Led by Spanish and Cypriot police, the operation—dubbed Operation Pandora—involved Interpol, the World Customs Organization, the United Nations Educational, Scientific and Cultural Organization (UNESCO), and 16 other European countries. The transcontinental investigation was launched last fall, and arrests began in November.

Officials recently announced that Operation Pandora was a success. According to Europol, 3561 cultural objects were seized, nearly half of which were archaeological objects. Five hundred of them were discovered in Murcia, Spain; 19 had been stolen from the city’s Archaeological Museum in 2014. Officials also recovered artifacts in Greece, UNESCO says—including the aforementioned Ottoman tombstone and post-Byzantine icons of Saint George and other saints—and tracing “suspicious online advertisements” led to the seizure of over 400 ancient coins, all from different periods.

It’s unclear why officials didn’t announce the arrests until this month, NPR reports. As for the recovered objects, a full inventory hasn't been issued yet, but officials have said that most of them were seized from warring nations.

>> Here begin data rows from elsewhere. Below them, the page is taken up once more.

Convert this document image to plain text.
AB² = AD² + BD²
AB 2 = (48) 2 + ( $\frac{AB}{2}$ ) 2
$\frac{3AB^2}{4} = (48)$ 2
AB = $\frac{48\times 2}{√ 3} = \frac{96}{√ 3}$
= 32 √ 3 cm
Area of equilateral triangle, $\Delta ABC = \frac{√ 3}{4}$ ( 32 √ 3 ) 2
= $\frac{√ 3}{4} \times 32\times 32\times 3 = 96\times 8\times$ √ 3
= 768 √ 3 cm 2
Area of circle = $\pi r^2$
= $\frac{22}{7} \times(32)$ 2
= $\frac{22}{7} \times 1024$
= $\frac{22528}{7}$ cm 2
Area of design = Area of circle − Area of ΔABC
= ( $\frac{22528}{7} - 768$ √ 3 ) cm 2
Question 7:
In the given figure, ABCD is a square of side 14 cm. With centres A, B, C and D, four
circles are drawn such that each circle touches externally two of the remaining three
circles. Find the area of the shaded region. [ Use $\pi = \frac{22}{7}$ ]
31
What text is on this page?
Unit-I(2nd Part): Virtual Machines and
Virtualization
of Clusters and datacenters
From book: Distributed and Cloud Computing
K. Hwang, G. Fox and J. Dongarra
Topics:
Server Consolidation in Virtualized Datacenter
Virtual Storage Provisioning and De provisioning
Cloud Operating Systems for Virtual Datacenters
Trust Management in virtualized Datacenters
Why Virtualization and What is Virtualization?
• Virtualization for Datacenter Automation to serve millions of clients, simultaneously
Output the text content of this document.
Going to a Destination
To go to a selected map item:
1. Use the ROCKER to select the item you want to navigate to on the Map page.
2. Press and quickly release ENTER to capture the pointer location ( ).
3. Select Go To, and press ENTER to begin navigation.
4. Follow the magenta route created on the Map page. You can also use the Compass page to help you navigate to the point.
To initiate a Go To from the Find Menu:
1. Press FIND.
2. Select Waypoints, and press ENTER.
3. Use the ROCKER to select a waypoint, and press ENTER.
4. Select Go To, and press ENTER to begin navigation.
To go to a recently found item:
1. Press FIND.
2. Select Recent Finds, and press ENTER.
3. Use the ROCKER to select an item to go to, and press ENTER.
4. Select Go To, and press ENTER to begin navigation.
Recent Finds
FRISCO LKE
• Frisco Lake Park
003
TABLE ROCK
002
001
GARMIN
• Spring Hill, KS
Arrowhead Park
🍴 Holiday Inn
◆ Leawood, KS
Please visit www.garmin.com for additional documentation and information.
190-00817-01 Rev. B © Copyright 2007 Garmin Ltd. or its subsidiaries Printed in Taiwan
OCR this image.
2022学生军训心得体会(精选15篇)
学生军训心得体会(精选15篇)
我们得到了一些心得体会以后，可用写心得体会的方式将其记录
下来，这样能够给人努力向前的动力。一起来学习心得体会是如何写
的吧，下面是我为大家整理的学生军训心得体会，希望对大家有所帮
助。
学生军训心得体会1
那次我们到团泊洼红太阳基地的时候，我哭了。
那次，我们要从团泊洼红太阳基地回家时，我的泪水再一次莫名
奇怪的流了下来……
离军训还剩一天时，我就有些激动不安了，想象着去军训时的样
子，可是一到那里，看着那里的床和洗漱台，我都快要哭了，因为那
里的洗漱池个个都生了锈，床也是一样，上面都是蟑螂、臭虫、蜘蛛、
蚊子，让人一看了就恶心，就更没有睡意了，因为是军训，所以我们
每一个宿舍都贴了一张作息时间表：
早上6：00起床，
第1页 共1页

“The aim of Operation Pandora was to dismantle criminal networks involved in cultural theft and exploitation, and identify potential links to other criminal activities,” Europol said in a news statement. “Moreover, there was a special focus on cultural spoliation, both underwater and on land, and the illicit trafficking of cultural goods, with a particular emphasis on conflict countries.”

As Europol explained in the statement, cultural spoliation is the act of taking goods by force, particularly in times of war.